Earlier this afternoon, Kabataan Partylist filed a petition to the Supreme Court asking to compel COMELEC to move the voter’s registration deadline from October 31 to January 12, 2013. They argued that RA 8189 or the Voter’s Registration Act specifically said that voter’s registration should be done daily, in office hours, except “during the period starting one hundred twenty (120) days before a regular election and ninety (90) days before a special election. (Sec 8)” Further, they quoted the 2009 SC decision penned by Justice Conchita Carpio-Morales, and favored Kabataan Party List in a same petition they filed three years ago.
Well, Kabataan PL can argue that they are just protecting Constitutional Rights and the Sanctity of Suffrage. I would not argue about the merits of their petition nor comment about the SC decision mainly because I am not a lawyer. However, as a marketing and PR strategist, I can smell publicity stunts when I see one.
Voter’s Registration only until today
Comelec Chair Sixto Brillantes and the Comelec is very firm that registration is only until 5PM, today. Thousands registrants flocked to their respective Comelec offices in order to register. Comelec offices implemented a 3PM cut-off in order to accommodate the number of the registrants. Some who had not been able to register expressed dismay over their failure to register. Some even blamed COMELEC’s “inefficiency” in conducting registrations.

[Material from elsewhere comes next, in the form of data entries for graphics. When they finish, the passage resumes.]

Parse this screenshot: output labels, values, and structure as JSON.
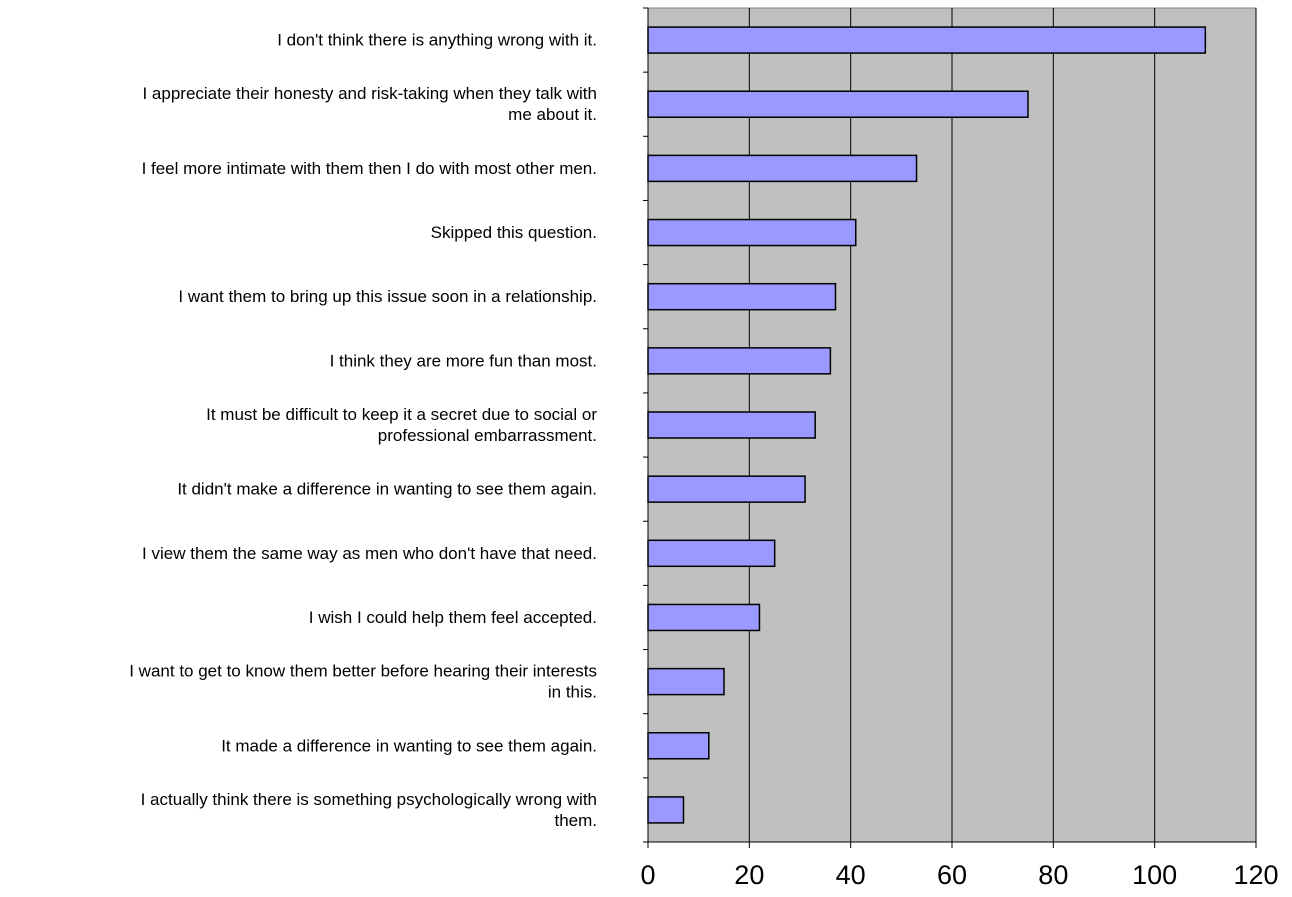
{
  "chart_data": {
    "type": "bar",
    "orientation": "horizontal",
    "categories": [
      "I don't think there is anything wrong with it.",
      "I appreciate their honesty and risk-taking when they talk with me about it.",
      "I feel more intimate with them then I do with most other men.",
      "Skipped this question.",
      "I want them to bring up this issue soon in a relationship.",
      "I think they are more fun than most.",
      "It must be difficult to keep it a secret due to social or professional embarrassment.",
      "It didn't make a difference in wanting to see them again.",
      "I view them the same way as men who don't have that need.",
      "I wish I could help them feel accepted.",
      "I want to get to know them better before hearing their interests in this.",
      "It made a difference in wanting to see them again.",
      "I actually think there is something psychologically wrong with them."
    ],
    "category_lines": [
      [
        "I don't think there is anything wrong with it."
      ],
      [
        "I appreciate their honesty and risk-taking when they talk with",
        "me about it."
      ],
      [
        "I feel more intimate with them then I do with most other men."
      ],
      [
        "Skipped this question."
      ],
      [
        "I want them to bring up this issue soon in a relationship."
      ],
      [
        "I think they are more fun than most."
      ],
      [
        "It must be difficult to keep it a secret due to social or",
        "professional embarrassment."
      ],
      [
        "It didn't make a difference in wanting to see them again."
      ],
      [
        "I view them the same way as men who don't have that need."
      ],
      [
        "I wish I could help them feel accepted."
      ],
      [
        "I want to get to know them better before hearing their interests",
        "in this."
      ],
      [
        "It made a difference in wanting to see them again."
      ],
      [
        "I actually think there is something psychologically wrong with",
        "them."
      ]
    ],
    "values": [
      110,
      75,
      53,
      41,
      37,
      36,
      33,
      31,
      25,
      22,
      15,
      12,
      7
    ],
    "xlim": [
      0,
      120
    ],
    "xticks": [
      0,
      20,
      40,
      60,
      80,
      100,
      120
    ],
    "xtick_labels": [
      "0",
      "20",
      "40",
      "60",
      "80",
      "100",
      "120"
    ],
    "title": "",
    "xlabel": "",
    "ylabel": "",
    "grid": "vertical",
    "legend": "none",
    "colors": {
      "bar_fill": "#9999ff",
      "bar_stroke": "#000000",
      "plot_background": "#c0c0c0",
      "gridline": "#000000"
    }
  }
}
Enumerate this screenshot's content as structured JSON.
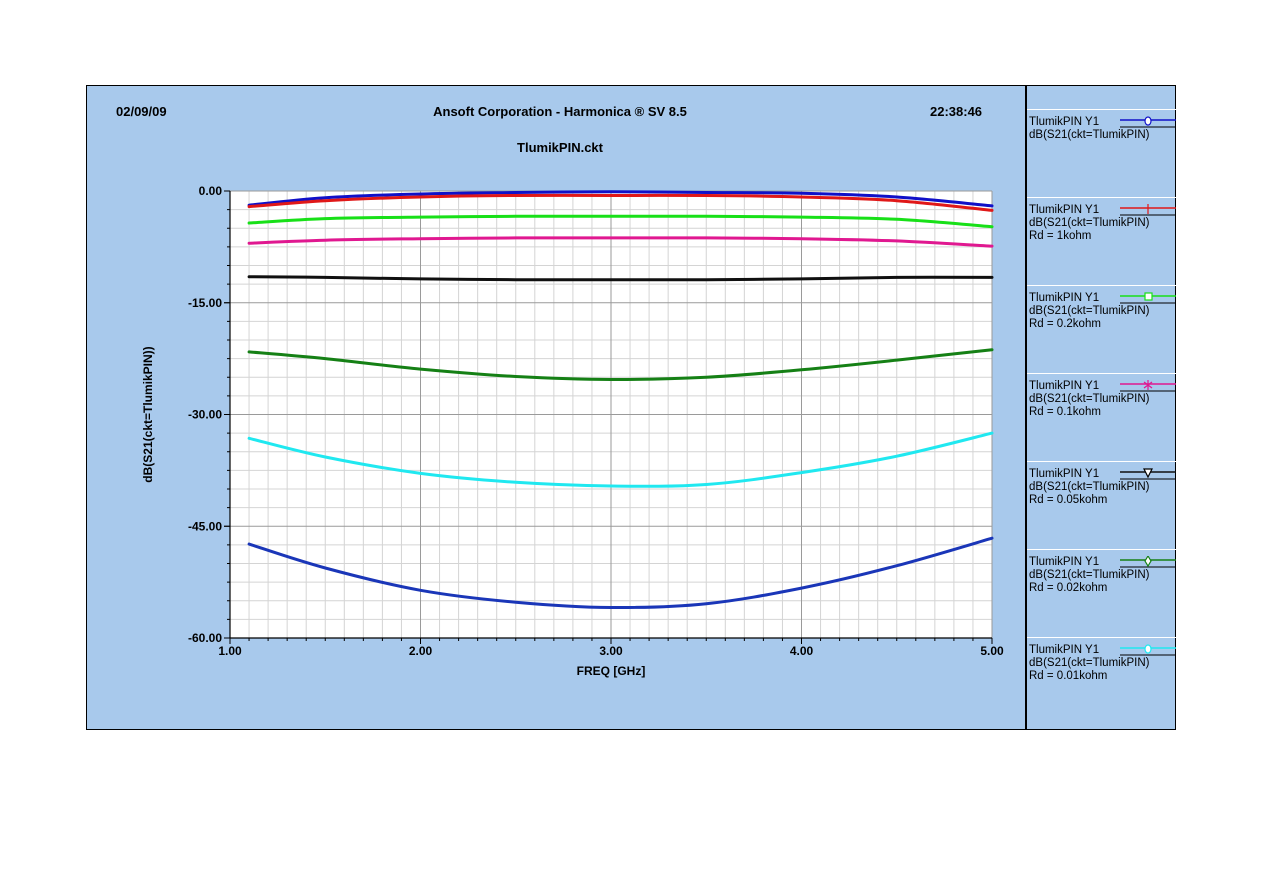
{
  "header": {
    "date": "02/09/09",
    "title": "Ansoft Corporation - Harmonica ® SV 8.5",
    "time": "22:38:46"
  },
  "chart_data": {
    "type": "line",
    "title": "TlumikPIN.ckt",
    "xlabel": "FREQ [GHz]",
    "ylabel": "dB(S21(ckt=TlumikPIN))",
    "xlim": [
      1.0,
      5.0
    ],
    "ylim": [
      -60.0,
      0.0
    ],
    "x_ticks": [
      1.0,
      2.0,
      3.0,
      4.0,
      5.0
    ],
    "x_tick_labels": [
      "1.00",
      "2.00",
      "3.00",
      "4.00",
      "5.00"
    ],
    "y_ticks": [
      0.0,
      -15.0,
      -30.0,
      -45.0,
      -60.0
    ],
    "y_tick_labels": [
      "0.00",
      "-15.00",
      "-30.00",
      "-45.00",
      "-60.00"
    ],
    "grid": true,
    "legend_position": "right",
    "x": [
      1.1,
      1.5,
      2.0,
      2.5,
      3.0,
      3.5,
      4.0,
      4.5,
      5.0
    ],
    "series": [
      {
        "name": "TlumikPIN  Y1",
        "label": "dB(S21(ckt=TlumikPIN)",
        "rd": "",
        "marker": "circle",
        "color": "#1010c8",
        "values": [
          -1.9,
          -0.9,
          -0.4,
          -0.2,
          -0.1,
          -0.2,
          -0.3,
          -0.8,
          -2.0
        ]
      },
      {
        "name": "TlumikPIN  Y1",
        "label": "dB(S21(ckt=TlumikPIN)",
        "rd": "Rd = 1kohm",
        "marker": "plus",
        "color": "#e01818",
        "values": [
          -2.1,
          -1.3,
          -0.8,
          -0.6,
          -0.6,
          -0.6,
          -0.8,
          -1.3,
          -2.6
        ]
      },
      {
        "name": "TlumikPIN  Y1",
        "label": "dB(S21(ckt=TlumikPIN)",
        "rd": "Rd = 0.2kohm",
        "marker": "square",
        "color": "#18e018",
        "values": [
          -4.3,
          -3.7,
          -3.5,
          -3.4,
          -3.4,
          -3.4,
          -3.5,
          -3.8,
          -4.8
        ]
      },
      {
        "name": "TlumikPIN  Y1",
        "label": "dB(S21(ckt=TlumikPIN)",
        "rd": "Rd = 0.1kohm",
        "marker": "asterisk",
        "color": "#e01890",
        "values": [
          -7.0,
          -6.6,
          -6.4,
          -6.3,
          -6.3,
          -6.3,
          -6.4,
          -6.7,
          -7.4
        ]
      },
      {
        "name": "TlumikPIN  Y1",
        "label": "dB(S21(ckt=TlumikPIN)",
        "rd": "Rd = 0.05kohm",
        "marker": "triangle",
        "color": "#101010",
        "values": [
          -11.5,
          -11.6,
          -11.8,
          -11.9,
          -11.9,
          -11.9,
          -11.8,
          -11.6,
          -11.6
        ]
      },
      {
        "name": "TlumikPIN  Y1",
        "label": "dB(S21(ckt=TlumikPIN)",
        "rd": "Rd = 0.02kohm",
        "marker": "diamond",
        "color": "#158015",
        "values": [
          -21.6,
          -22.5,
          -23.9,
          -24.9,
          -25.3,
          -25.0,
          -24.0,
          -22.7,
          -21.3
        ]
      },
      {
        "name": "TlumikPIN  Y1",
        "label": "dB(S21(ckt=TlumikPIN)",
        "rd": "Rd = 0.01kohm",
        "marker": "circle",
        "color": "#20e8f0",
        "values": [
          -33.2,
          -35.7,
          -37.9,
          -39.1,
          -39.6,
          -39.4,
          -37.8,
          -35.6,
          -32.5
        ]
      },
      {
        "name": "",
        "label": "",
        "rd": "",
        "marker": "none",
        "color": "#1a36b8",
        "legend": false,
        "values": [
          -47.4,
          -50.6,
          -53.6,
          -55.2,
          -55.9,
          -55.4,
          -53.3,
          -50.3,
          -46.6
        ]
      }
    ]
  }
}
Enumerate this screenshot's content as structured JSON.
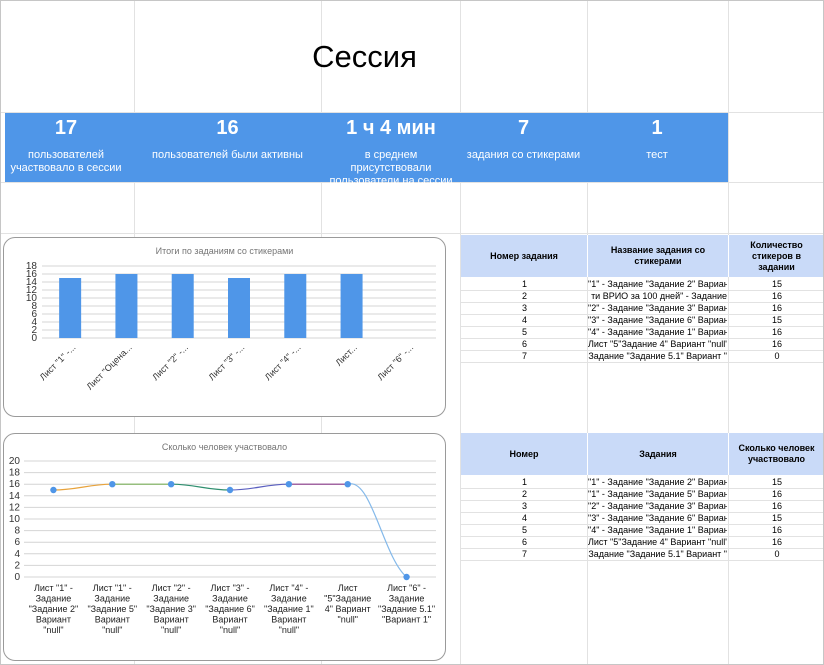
{
  "title": "Сессия",
  "stats": [
    {
      "value": "17",
      "label": "пользователей участвовало в сессии"
    },
    {
      "value": "16",
      "label": "пользователей были активны"
    },
    {
      "value": "1 ч 4 мин",
      "label": "в среднем присутствовали пользователи на сессии"
    },
    {
      "value": "7",
      "label": "задания со стикерами"
    },
    {
      "value": "1",
      "label": "тест"
    }
  ],
  "table1": {
    "headers": [
      "Номер задания",
      "Название задания со стикерами",
      "Количество стикеров в задании"
    ],
    "rows": [
      [
        "1",
        "\"1\" - Задание \"Задание 2\" Вариант",
        "15"
      ],
      [
        "2",
        "ти ВРИО за 100 дней\" - Задание",
        "16"
      ],
      [
        "3",
        "\"2\" - Задание \"Задание 3\" Вариант",
        "16"
      ],
      [
        "4",
        "\"3\" - Задание \"Задание 6\" Вариант",
        "15"
      ],
      [
        "5",
        "\"4\" - Задание \"Задание 1\" Вариант",
        "16"
      ],
      [
        "6",
        "Лист \"5\"Задание 4\" Вариант \"null\"",
        "16"
      ],
      [
        "7",
        "Задание \"Задание 5.1\" Вариант \"",
        "0"
      ]
    ]
  },
  "table2": {
    "headers": [
      "Номер",
      "Задания",
      "Сколько человек участвовало"
    ],
    "rows": [
      [
        "1",
        "\"1\" - Задание \"Задание 2\" Вариант",
        "15"
      ],
      [
        "2",
        "\"1\" - Задание \"Задание 5\" Вариант",
        "16"
      ],
      [
        "3",
        "\"2\" - Задание \"Задание 3\" Вариант",
        "16"
      ],
      [
        "4",
        "\"3\" - Задание \"Задание 6\" Вариант",
        "15"
      ],
      [
        "5",
        "\"4\" - Задание \"Задание 1\" Вариант",
        "16"
      ],
      [
        "6",
        "Лист \"5\"Задание 4\" Вариант \"null\"",
        "16"
      ],
      [
        "7",
        "Задание \"Задание 5.1\" Вариант \"",
        "0"
      ]
    ]
  },
  "chart_data": [
    {
      "type": "bar",
      "title": "Итоги по заданиям со стикерами",
      "categories": [
        "Лист \"1\" -...",
        "Лист \"Оцена...",
        "Лист \"2\" -...",
        "Лист \"3\" -...",
        "Лист \"4\" -...",
        "Лист...",
        "Лист \"6\" -..."
      ],
      "values": [
        15,
        16,
        16,
        15,
        16,
        16,
        0
      ],
      "ylim": [
        0,
        18
      ],
      "yticks": [
        0,
        2,
        4,
        6,
        8,
        10,
        12,
        14,
        16,
        18
      ],
      "color": "#4f96e8",
      "grid": true
    },
    {
      "type": "line",
      "title": "Сколько человек участвовало",
      "categories": [
        "Лист \"1\" - Задание \"Задание 2\" Вариант \"null\"",
        "Лист \"1\" - Задание \"Задание 5\" Вариант \"null\"",
        "Лист \"2\" - Задание \"Задание 3\" Вариант \"null\"",
        "Лист \"3\" - Задание \"Задание 6\" Вариант \"null\"",
        "Лист \"4\" - Задание \"Задание 1\" Вариант \"null\"",
        "Лист \"5\"Задание 4\" Вариант \"null\"",
        "Лист \"6\" - Задание \"Задание 5.1\" \"Вариант 1\""
      ],
      "category_lines": [
        [
          "Лист \"1\" -",
          "Задание",
          "\"Задание 2\"",
          "Вариант",
          "\"null\""
        ],
        [
          "Лист \"1\" -",
          "Задание",
          "\"Задание 5\"",
          "Вариант",
          "\"null\""
        ],
        [
          "Лист \"2\" -",
          "Задание",
          "\"Задание 3\"",
          "Вариант",
          "\"null\""
        ],
        [
          "Лист \"3\" -",
          "Задание",
          "\"Задание 6\"",
          "Вариант",
          "\"null\""
        ],
        [
          "Лист \"4\" -",
          "Задание",
          "\"Задание 1\"",
          "Вариант",
          "\"null\""
        ],
        [
          "Лист",
          "\"5\"Задание",
          "4\" Вариант",
          "\"null\""
        ],
        [
          "Лист \"6\" -",
          "Задание",
          "\"Задание 5.1\"",
          "\"Вариант 1\""
        ]
      ],
      "values": [
        15,
        16,
        16,
        15,
        16,
        16,
        0
      ],
      "ylim": [
        0,
        20
      ],
      "yticks": [
        0,
        2,
        4,
        6,
        8,
        10,
        12,
        14,
        16,
        18,
        20
      ],
      "segment_colors": [
        "#e8a33c",
        "#7bb05a",
        "#2f8f6f",
        "#5a5fc0",
        "#8a3a8a",
        "#84b9ea"
      ],
      "point_color": "#4f96e8",
      "grid": true
    }
  ]
}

But can we actually blame COMELEC? With all fairness to them, they were very eager to remind everyone to register before the deadline. I, for one, feel guilty since I just registered few hours ago, nevertheless, COMELEC has given enough time for everyone to register so that people can practice their rights.
What strikes me about this petition is the timing. Why file this petition now when they know for a fact that Supreme Court already decided on this matter? Why file the same petition when a similar was filed and decided upon three years ago? Logic, and my nosy intuition, leads me to think that this filing of petition must be a publicity stunt.
In marketing and public relations, everything needs to be timed and everything needs to be performed at a specific schedule. For example, we, social media strategists, leverage the data given to us by our tools in determining when a post could stir the most impact. Psychology tells us about Recency and Primacy Effects— most of the times, the things a person remembers the most are the extremes in the timeline, the firsts and the lasts. So if you want to have an impact, either you fight your way to be the first on the line or make an impression at the conclusion of the events. That is the almost-central dogma of the industry and it seems like Kabataan PL’s PR team knows this stuff.
Publicity for publicity’s sake
I am not saying that there is anything wrong with this kind of stunt, however, one cannot blame voters feeling uncomfortable with such. The problem seems to toe into the lines of leveraging a constitutional right to favor publicity strategies. Again, nothing may be wrong with that but then again politicians and political groups should know well enough that voters are quite smarter than ever especially in the era of social media. Primacy and Recency Effects aside, this particular clamor could have been done long before the deadline of registration. Had they filed this petition on, let’s say, January, the petition may just be a little fishy than what it is right now.
The time for political publicity is gradually, and luckily, losing grip on the minds of the voters. Voters now know when something is politically motivated or not. Personal or collective political agenda are now under a very very strict scrutiny. Again, politicians and political group should know better. As Kant said, we may not be able to prove that this is politically motivated but when we feel one, we know it is motivated by an agenda.